4.8 Gesetz und Evangelium

Die genaue Einhaltung des mosaischen Gesetzes und die Beschäftigung mit seinem Inhalt waren im Alten Bund von zentraler Bedeutung (siehe 4.7.1).

Der Begriff „Evangelium“ kommt aus dem Griechischen und bedeutet „gute Nachricht“. Der hellenistische Sprachgebrauch ist allerdings nicht die einzige Quelle für das neutestamentliche Verständnis des Begriffs. Es findet sich schon im Alten Testament angedeutet, so etwa in Jesaja 61,1: „Der Geist Gottes des Herrn ist auf mir, weil der Herr mich gesalbt hat. Er hat mich gesandt, den Elenden gute Botschaft zu bringen“ (vgl. Lk 4,18).
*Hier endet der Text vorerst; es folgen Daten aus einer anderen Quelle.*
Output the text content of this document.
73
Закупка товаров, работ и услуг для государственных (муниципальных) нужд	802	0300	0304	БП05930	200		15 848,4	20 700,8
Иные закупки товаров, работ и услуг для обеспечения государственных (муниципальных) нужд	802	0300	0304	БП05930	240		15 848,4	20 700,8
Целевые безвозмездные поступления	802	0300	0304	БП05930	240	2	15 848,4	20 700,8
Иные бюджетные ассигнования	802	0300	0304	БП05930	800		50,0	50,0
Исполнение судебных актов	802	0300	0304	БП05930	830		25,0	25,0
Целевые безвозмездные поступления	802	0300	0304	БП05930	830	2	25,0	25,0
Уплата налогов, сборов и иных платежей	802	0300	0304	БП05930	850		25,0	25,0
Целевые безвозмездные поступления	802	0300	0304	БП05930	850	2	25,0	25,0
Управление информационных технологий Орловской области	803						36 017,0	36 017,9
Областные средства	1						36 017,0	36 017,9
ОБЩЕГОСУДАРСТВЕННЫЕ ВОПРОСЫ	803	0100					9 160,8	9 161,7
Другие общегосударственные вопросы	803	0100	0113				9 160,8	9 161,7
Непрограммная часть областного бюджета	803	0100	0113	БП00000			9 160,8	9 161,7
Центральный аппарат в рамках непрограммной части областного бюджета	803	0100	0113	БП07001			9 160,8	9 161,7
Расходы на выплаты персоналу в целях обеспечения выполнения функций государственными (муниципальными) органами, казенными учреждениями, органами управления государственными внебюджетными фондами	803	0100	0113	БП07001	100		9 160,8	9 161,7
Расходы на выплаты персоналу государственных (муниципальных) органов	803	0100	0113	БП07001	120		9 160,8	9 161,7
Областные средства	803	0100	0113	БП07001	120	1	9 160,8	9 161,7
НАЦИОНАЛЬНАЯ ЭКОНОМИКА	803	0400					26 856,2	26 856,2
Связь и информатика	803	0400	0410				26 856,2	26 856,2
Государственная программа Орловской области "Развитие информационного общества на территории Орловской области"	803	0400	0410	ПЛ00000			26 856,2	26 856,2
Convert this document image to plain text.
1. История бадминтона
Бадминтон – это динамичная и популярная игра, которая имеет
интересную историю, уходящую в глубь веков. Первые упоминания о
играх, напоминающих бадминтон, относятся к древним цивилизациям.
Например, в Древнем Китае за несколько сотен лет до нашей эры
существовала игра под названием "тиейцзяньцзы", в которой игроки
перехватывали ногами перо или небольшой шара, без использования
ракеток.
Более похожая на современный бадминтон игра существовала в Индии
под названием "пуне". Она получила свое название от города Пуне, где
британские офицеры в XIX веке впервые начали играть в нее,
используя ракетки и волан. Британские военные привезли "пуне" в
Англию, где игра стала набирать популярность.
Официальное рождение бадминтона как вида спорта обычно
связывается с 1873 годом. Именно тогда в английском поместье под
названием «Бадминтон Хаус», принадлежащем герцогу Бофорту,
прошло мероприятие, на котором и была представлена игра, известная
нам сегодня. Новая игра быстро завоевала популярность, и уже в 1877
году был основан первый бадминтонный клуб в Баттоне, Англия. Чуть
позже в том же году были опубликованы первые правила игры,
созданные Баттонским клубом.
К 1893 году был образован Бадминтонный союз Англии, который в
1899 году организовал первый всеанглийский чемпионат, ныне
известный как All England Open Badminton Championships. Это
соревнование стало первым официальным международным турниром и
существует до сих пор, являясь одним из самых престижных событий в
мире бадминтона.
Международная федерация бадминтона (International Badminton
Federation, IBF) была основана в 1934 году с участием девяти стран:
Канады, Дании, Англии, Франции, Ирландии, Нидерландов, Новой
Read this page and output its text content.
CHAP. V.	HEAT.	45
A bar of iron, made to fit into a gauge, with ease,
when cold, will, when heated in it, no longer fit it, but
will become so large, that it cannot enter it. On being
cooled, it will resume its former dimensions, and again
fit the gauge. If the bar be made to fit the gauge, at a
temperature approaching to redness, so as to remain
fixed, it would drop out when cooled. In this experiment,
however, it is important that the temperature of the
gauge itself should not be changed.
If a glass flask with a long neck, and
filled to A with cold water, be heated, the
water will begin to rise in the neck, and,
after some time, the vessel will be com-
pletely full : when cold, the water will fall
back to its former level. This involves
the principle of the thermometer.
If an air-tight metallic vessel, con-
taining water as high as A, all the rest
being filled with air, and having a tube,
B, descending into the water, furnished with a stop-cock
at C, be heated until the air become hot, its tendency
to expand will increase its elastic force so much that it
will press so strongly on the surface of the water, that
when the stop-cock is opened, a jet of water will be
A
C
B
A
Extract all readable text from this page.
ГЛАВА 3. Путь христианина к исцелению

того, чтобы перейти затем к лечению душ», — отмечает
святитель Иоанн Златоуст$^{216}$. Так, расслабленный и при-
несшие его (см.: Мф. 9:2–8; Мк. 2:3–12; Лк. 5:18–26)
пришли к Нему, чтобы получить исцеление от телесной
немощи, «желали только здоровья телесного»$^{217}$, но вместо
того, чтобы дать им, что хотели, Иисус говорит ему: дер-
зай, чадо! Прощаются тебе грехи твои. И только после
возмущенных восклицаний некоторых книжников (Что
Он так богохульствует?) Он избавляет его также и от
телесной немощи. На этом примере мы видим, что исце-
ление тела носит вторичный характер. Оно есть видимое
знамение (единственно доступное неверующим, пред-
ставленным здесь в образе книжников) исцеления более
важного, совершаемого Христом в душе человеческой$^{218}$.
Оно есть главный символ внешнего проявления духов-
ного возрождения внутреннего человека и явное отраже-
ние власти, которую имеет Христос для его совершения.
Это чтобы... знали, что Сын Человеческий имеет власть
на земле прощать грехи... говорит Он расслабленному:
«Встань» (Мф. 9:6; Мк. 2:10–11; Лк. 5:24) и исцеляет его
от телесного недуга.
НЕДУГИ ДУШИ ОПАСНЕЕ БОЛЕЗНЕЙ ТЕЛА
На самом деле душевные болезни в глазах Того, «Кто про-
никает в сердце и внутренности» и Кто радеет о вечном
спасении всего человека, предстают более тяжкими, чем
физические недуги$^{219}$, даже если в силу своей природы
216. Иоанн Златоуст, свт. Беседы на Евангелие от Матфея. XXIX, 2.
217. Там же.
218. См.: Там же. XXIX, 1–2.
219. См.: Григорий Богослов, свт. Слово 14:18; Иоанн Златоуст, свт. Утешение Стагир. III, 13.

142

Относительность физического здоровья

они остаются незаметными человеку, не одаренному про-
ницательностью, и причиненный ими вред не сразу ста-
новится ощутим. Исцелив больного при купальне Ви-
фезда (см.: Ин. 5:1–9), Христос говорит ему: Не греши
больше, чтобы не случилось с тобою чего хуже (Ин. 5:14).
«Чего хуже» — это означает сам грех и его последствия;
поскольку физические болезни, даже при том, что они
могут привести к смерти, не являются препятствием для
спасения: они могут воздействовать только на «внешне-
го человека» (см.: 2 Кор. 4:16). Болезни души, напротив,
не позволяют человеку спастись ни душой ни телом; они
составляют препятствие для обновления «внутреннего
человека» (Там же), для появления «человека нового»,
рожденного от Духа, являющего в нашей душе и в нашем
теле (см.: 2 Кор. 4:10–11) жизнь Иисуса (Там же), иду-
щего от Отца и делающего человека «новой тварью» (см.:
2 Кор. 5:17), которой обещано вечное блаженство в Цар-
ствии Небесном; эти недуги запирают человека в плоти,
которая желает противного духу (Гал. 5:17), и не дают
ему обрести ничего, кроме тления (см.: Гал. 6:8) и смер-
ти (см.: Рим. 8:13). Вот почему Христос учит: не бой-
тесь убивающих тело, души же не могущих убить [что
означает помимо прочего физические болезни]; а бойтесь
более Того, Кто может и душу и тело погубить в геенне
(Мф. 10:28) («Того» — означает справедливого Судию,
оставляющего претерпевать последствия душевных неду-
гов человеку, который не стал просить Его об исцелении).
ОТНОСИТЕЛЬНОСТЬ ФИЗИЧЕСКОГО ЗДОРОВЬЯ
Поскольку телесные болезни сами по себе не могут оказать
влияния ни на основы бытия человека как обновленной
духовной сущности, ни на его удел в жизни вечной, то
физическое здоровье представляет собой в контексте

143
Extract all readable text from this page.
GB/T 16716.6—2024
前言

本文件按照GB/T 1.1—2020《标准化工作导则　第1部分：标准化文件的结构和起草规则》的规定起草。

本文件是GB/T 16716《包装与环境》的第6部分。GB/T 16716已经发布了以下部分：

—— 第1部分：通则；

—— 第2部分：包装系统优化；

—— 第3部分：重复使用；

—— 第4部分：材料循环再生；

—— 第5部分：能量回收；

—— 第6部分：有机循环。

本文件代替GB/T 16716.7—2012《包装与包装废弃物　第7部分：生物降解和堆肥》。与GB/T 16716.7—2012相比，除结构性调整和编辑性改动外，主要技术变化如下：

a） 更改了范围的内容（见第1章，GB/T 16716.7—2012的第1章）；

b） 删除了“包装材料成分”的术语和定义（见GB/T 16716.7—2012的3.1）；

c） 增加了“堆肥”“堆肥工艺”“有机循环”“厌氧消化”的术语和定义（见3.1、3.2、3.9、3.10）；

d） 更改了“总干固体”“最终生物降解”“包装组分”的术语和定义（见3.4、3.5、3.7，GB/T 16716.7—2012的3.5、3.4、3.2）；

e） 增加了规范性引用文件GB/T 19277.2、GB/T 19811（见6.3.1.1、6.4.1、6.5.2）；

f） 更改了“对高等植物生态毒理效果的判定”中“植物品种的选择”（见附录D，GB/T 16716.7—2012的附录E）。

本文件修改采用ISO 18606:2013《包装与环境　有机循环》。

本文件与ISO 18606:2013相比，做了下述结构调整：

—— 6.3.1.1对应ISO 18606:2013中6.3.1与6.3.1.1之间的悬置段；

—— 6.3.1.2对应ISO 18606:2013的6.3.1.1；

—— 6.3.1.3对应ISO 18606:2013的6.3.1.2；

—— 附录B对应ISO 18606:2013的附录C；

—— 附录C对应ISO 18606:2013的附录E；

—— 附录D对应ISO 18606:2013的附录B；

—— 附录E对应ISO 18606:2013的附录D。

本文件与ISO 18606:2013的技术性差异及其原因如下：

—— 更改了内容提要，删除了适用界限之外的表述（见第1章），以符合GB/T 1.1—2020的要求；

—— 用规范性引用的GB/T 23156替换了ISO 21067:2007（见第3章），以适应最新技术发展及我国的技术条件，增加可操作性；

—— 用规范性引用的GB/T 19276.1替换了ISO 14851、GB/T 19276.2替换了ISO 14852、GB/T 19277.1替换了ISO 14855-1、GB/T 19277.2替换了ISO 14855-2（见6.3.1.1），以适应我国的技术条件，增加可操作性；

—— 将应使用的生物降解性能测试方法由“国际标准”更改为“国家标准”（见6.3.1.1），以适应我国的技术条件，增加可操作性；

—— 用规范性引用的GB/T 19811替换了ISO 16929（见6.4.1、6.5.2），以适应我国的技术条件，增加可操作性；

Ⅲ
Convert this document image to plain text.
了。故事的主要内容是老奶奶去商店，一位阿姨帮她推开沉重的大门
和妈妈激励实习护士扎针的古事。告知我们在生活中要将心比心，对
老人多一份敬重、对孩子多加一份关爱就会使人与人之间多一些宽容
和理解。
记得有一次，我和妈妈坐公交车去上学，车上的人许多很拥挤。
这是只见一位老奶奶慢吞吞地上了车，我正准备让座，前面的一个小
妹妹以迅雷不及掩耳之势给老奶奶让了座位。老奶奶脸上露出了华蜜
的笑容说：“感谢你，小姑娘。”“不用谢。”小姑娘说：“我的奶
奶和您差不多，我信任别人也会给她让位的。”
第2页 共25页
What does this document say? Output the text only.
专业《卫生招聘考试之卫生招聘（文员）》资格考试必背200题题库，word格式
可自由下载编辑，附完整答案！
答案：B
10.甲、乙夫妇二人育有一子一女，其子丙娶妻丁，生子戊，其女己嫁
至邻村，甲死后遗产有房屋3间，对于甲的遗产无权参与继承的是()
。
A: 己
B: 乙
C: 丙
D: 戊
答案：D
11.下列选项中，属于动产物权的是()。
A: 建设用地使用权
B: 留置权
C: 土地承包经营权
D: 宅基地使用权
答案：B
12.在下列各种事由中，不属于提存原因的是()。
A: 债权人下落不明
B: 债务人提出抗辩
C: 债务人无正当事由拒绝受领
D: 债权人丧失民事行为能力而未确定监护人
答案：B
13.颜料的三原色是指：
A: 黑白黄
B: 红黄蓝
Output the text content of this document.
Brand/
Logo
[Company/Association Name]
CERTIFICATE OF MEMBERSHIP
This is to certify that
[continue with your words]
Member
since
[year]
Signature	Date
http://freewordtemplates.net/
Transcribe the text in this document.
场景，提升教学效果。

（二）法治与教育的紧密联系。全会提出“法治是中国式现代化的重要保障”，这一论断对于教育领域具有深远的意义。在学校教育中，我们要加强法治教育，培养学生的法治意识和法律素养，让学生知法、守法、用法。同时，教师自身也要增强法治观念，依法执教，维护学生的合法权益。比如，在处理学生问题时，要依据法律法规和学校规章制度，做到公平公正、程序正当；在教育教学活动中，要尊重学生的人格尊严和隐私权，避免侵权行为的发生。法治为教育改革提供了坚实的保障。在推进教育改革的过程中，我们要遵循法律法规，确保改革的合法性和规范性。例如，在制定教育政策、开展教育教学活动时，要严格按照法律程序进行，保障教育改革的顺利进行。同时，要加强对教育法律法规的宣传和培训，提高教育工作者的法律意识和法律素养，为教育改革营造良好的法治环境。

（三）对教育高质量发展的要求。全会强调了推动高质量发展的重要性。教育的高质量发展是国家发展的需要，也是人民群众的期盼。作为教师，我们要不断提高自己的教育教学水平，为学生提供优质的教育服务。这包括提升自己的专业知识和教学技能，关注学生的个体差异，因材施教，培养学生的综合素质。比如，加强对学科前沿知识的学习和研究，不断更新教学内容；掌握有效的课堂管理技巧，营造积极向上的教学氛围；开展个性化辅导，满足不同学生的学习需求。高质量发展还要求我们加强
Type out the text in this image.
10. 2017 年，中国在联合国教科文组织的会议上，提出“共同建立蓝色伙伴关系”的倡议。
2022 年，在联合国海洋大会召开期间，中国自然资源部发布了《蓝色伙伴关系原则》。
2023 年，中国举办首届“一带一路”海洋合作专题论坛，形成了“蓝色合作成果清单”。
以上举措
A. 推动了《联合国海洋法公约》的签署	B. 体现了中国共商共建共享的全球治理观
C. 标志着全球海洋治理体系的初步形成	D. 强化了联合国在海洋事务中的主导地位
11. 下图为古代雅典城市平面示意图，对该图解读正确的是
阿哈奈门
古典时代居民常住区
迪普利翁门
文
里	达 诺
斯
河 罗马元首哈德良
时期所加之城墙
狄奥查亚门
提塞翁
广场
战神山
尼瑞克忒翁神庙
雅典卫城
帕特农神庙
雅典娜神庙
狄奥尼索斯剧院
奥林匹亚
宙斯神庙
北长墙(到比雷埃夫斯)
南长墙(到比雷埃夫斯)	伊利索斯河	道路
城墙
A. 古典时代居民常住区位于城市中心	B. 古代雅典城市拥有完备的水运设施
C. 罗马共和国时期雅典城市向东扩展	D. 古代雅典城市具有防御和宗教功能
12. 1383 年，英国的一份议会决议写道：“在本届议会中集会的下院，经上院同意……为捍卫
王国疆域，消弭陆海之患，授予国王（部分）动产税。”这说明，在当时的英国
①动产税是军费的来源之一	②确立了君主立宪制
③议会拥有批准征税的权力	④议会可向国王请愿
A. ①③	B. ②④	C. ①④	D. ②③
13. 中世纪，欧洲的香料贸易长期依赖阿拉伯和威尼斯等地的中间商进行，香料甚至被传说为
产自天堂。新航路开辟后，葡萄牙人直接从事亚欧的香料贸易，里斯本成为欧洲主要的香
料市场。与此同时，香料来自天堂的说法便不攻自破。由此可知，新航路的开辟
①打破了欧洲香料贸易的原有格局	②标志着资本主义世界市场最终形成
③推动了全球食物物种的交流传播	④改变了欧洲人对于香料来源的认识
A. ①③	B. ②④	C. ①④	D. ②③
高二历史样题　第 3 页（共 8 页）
Im Neuen Testament wird unter „Evangelium“ das Heilshandeln Gottes in Jesus Christus verstanden, von seiner Geburt bis zu seinem Kreuzestod, seiner Auferstehung und schließlich seiner Wiederkunft. Wesentliche Inhalte des Evangeliums beschreibt Apostel Paulus: „Als Erstes habe ich euch weitergegeben, was ich auch empfangen habe: Dass Christus gestorben ist für unsre Sünden nach der Schrift; und dass er begraben worden ist; und dass er auferstanden ist am dritten Tage nach der Schrift; und dass er gesehen worden ist von Kephas, danach von den Zwölfen“ (1Kor 15,3-5).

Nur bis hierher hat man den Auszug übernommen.